Filmin benim için  önemi yukarda değindiğim soruyu sordurmasından dolayı geliyor. Gerçekten bu ülkede artık herkes her aklına geleni fütursuzca söylüyor ve yazıyor, tv'lerde, internette. Yalanın, dolanın, narsistliğin, benden başka doğru yokun bini bir paraya.
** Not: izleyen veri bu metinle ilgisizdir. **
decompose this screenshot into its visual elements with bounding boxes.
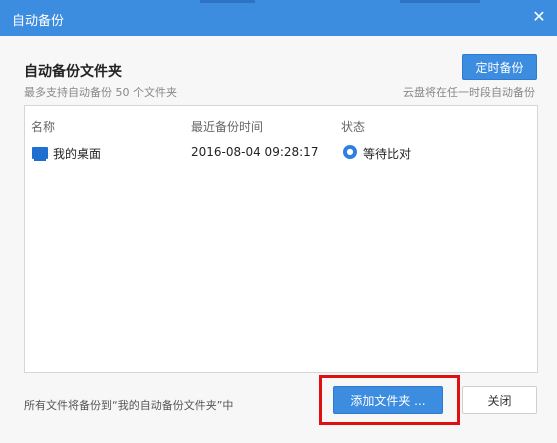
backup-time: 2016-08-04 09:28:17 <box>191 145 319 159</box>
backup-folder-list[interactable]: 名称 最近备份时间 状态 我的桌面 2016-08-04 09:28:17 ● … <box>24 105 538 373</box>
title-strip <box>400 0 480 3</box>
column-header-time[interactable]: 最近备份时间 <box>191 118 263 135</box>
title-bar: 自动备份 ✕ <box>0 0 557 36</box>
schedule-backup-button[interactable]: 定时备份 <box>462 54 537 80</box>
waiting-icon: ● <box>343 145 357 159</box>
title-strip <box>200 0 255 3</box>
column-header-status[interactable]: 状态 <box>341 118 365 135</box>
section-subtitle: 最多支持自动备份 50 个文件夹 <box>24 86 177 99</box>
folder-name: 我的桌面 <box>53 147 102 161</box>
window-title: 自动备份 <box>12 14 65 29</box>
close-button[interactable]: 关闭 <box>462 386 537 414</box>
desktop-folder-icon <box>32 147 48 161</box>
section-hint: 云盘将在任一时段自动备份 <box>403 86 535 99</box>
table-row[interactable]: 我的桌面 2016-08-04 09:28:17 ● 等待比对 <box>25 140 537 166</box>
footer-note: 所有文件将备份到“我的自动备份文件夹”中 <box>24 399 234 412</box>
backup-status: 等待比对 <box>363 147 412 161</box>
close-icon[interactable]: ✕ <box>529 7 549 27</box>
column-header-name[interactable]: 名称 <box>31 118 55 135</box>
section-title: 自动备份文件夹 <box>24 64 122 80</box>
highlight-box <box>319 375 460 425</box>
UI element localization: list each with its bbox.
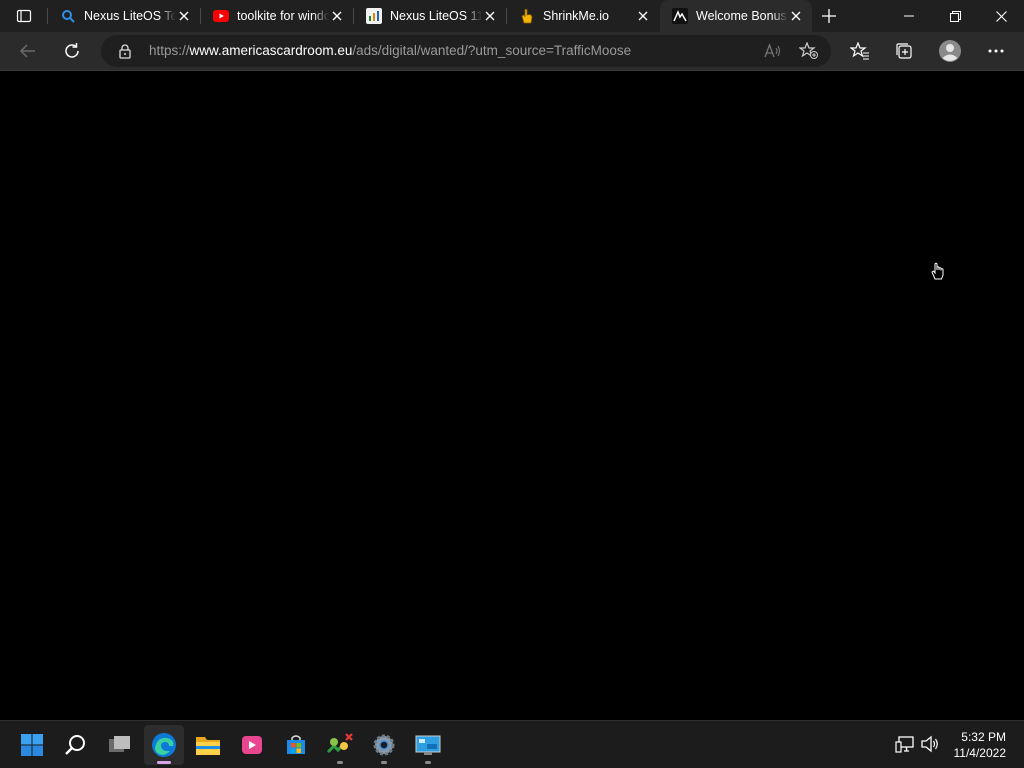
site-favicon-icon — [366, 8, 382, 24]
system-clock[interactable]: 5:32 PM 11/4/2022 — [954, 729, 1007, 761]
address-bar[interactable]: https://www.americascardroom.eu/ads/digi… — [101, 35, 831, 67]
tab-welcome-bonus[interactable]: Welcome Bonus — [660, 0, 812, 32]
new-tab-button[interactable] — [816, 4, 842, 28]
url-domain: www.americascardroom.eu — [189, 43, 353, 58]
close-tab-icon[interactable] — [329, 8, 345, 24]
hand-favicon-icon — [519, 8, 535, 24]
running-app-indicator — [337, 761, 343, 764]
settings-icon[interactable] — [364, 725, 404, 765]
settings-more-button[interactable] — [980, 35, 1012, 67]
tab-actions-menu-icon[interactable] — [8, 4, 40, 28]
clock-date: 11/4/2022 — [953, 746, 1007, 760]
browser-toolbar: https://www.americascardroom.eu/ads/digi… — [0, 32, 1024, 71]
favorites-button[interactable] — [844, 35, 876, 67]
close-tab-icon[interactable] — [788, 8, 804, 24]
url-path: /ads/digital/wanted/?utm_source=TrafficM… — [352, 43, 632, 58]
back-button[interactable] — [12, 35, 44, 67]
close-tab-icon[interactable] — [635, 8, 651, 24]
volume-icon[interactable] — [919, 733, 941, 755]
network-status-icon[interactable] — [894, 733, 916, 755]
clock-time: 5:32 PM — [961, 730, 1006, 744]
close-window-button[interactable] — [978, 0, 1024, 32]
tab-nexus-liteos-11[interactable]: Nexus LiteOS 11 — [354, 0, 506, 32]
tab-title: Nexus LiteOS 11 — [390, 9, 482, 23]
tab-nexus-liteos-search[interactable]: Nexus LiteOS To — [48, 0, 200, 32]
url-text[interactable]: https://www.americascardroom.eu/ads/digi… — [149, 43, 631, 58]
read-aloud-icon[interactable] — [761, 39, 785, 63]
active-app-indicator — [157, 761, 171, 764]
lock-icon[interactable] — [117, 43, 133, 59]
windows-taskbar: 5:32 PM 11/4/2022 — [0, 720, 1024, 768]
media-player-icon[interactable] — [232, 725, 272, 765]
close-tab-icon[interactable] — [482, 8, 498, 24]
file-explorer-icon[interactable] — [188, 725, 228, 765]
store-icon[interactable] — [276, 725, 316, 765]
acr-favicon-icon — [672, 8, 688, 24]
collections-button[interactable] — [888, 35, 920, 67]
web-page-content[interactable] — [0, 71, 1024, 720]
add-favorite-icon[interactable] — [797, 39, 821, 63]
tab-youtube-toolkite[interactable]: toolkite for windo — [201, 0, 353, 32]
youtube-favicon-icon — [213, 8, 229, 24]
tab-shrinkme[interactable]: ShrinkMe.io — [507, 0, 659, 32]
running-app-indicator — [425, 761, 431, 764]
close-tab-icon[interactable] — [176, 8, 192, 24]
profile-avatar-icon[interactable] — [934, 35, 966, 67]
tab-title: toolkite for windo — [237, 9, 329, 23]
refresh-button[interactable] — [56, 35, 88, 67]
start-icon[interactable] — [12, 725, 52, 765]
browser-titlebar: Nexus LiteOS To toolkite for windo Nexus… — [0, 0, 1024, 32]
restore-button[interactable] — [932, 0, 978, 32]
search-icon[interactable] — [56, 725, 96, 765]
task-view-icon[interactable] — [100, 725, 140, 765]
url-scheme: https:// — [149, 43, 190, 58]
tab-title: Welcome Bonus — [696, 9, 787, 23]
tab-title: ShrinkMe.io — [543, 9, 609, 23]
running-app-indicator — [381, 761, 387, 764]
search-favicon-icon — [60, 8, 76, 24]
tab-title: Nexus LiteOS To — [84, 9, 176, 23]
control-panel-icon[interactable] — [408, 725, 448, 765]
network-tool-icon[interactable] — [320, 725, 360, 765]
hand-cursor-icon — [930, 262, 946, 280]
edge-icon[interactable] — [144, 725, 184, 765]
minimize-button[interactable] — [886, 0, 932, 32]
İnstagram versiyonlarından örnekler vereceğim sonra. Bu kadar kıt akıl- anlayış (o değilse art niyet zaten) nasıl olur hep beraber düşüneceğiz.

Au revoir canlar.

Depresyondan çıkamayan Narda'nızdan selamlar.

:)

 

                                   

6 yorum:

  1. Eline diline beline sahip olmak....
    Film çok iyiydi, Jeff Bridges mi Robin Williams mı daha iyiydi karar veremediğim türden iyiydi.. Sözler bazen davranışlardan daha fazla yaralıyor insanı, o zaman işte biraz gerçek Amerikalılar (ki bence sadece onlar değil artık 2000 sonrası tüm dünya) gibi vurdumduymaz olmak gerekiyor... Sevgiler!

    YanıtlaSil
    Yanıtlar
    1. Bizim dersimiz de bu vurdumduymazlık işte. Sürekli alttan aliyorum bu dersi:) not: bridges da williams da iyi oyuncular gerçekten. Williams'ın intiharı üzmüştü beni...

      Sil
    2. Beni de :( Ama sonra Tolga Çevik üniversitedeyken hocasıymış, onun ağzından dinlemiştim, çok zor ve çevresini de zorlayan türde bir enerjisi olduğunu...
      Bende de vurdumduymazlığın zerresi yok ama tam karşıtı "fazla düşünme" var ve çok yaralıyor, sanırım ortak huyumuz :) Neyse öğreniyoruz inşallah ortasını....

      Sil
    3. Kıpır kıpırdı her görüntüsünde zaten, mutlaka farklı biriydi. Toprağı bol olsun.
      Öğrenebilir miyiz ya gerçekten, yaş kırkı geçti beya, bundan sonra sağ serbest devam şeklinde gitmek istiyorum artik, pürüzsüz. 🙄 kocaman selamlar.

      Sil
  2. Film gerçekten güzelmiş o zaman, ben nedense hiç bilmiyorum bu filmi.
    Bir bakacağım merakım celb olundu. Bu arada insanlar artık bu her şeyi fütursuzca dile getirmeyi de marifet sanıyorlar ne diyeyim bilmiyorum...

    YanıtlaSil
    Yanıtlar
    1. Ben iki basrol oyuncusunu da severim zaten. Neredeyse klasik sayılır yapım yılı itibariyle:) İki sus bir dinle derlerdi eskiler, tam bu zamanlar içinmiş aslında.

      Sil

Ölümü görün yazın bir şeyler, üşenmeyin.